Yesterday drew to a conclusion my fifth Discovery class of this school year. As is tradtion, the students and I spend a considerable part of the day expressing our public appreciation to one another and sharing our parting thoughts. We usually do an exercise I call "positive bombardment" during which we shower each student with words of appreciation from their peers and myself. Some classes choose to do the same for me, and it is always a rewarding experience.
When it was my turn in the spotlight, one student thanked me for always seeing the good in (them) and, with tearful expression, shared how much I and the class had made a difference in (their) life. Although (they) were not aware of it, (their) words convicted me to the core. Here's why:
I know my heart. Although I had treated this student with dignity and respect, my heart held other judgments. This student confused my well-disguised tolerance for something better, purer. I knew better.
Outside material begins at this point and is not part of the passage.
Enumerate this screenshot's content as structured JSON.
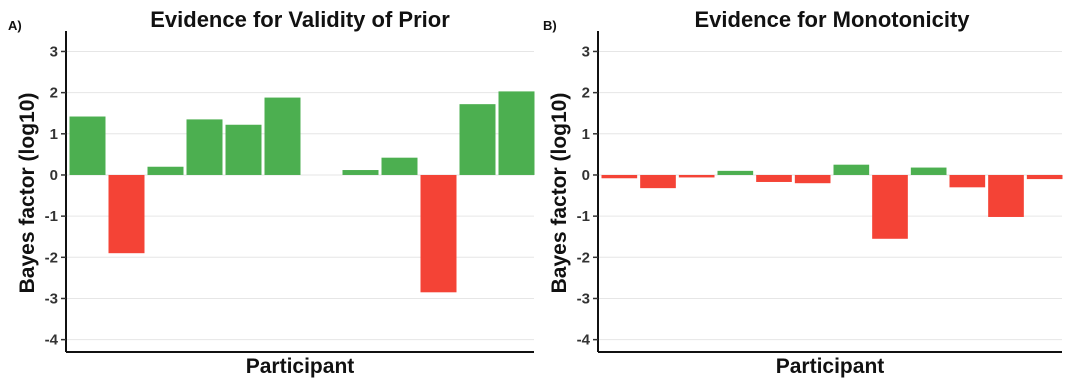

I suppose this is an example of both the ugliness and beauty of tolerance. It's beautiful when a person can treat another human being with decency and respect despite ill-drawn conclusions or personal opinion. It's ugly, on the other hand, when the face of tolerance masks darker thoughts and feelings.
I was happy to know that this student's experience with me and in my classroom was a positive one, but as a follower of Christ, I believe it is important for me to move beyond my pressumptions and judgments...and I hadn't bothered to do that in this circumstance.
It's a fact of life that sometimes we do have to tolerate people whose personalities, life styles, and choices conflict with our own...but we should always aim for something better! I think it cheapens people when we say "I don't like you, but I'll tolerate you."
I think tolerance is part of the journey along the way from intolerance to love. It's good to arrive at tolerance for a little while so long as we are continuing down the road to something better. Tolerance, in and of itself, is not the ideal destination.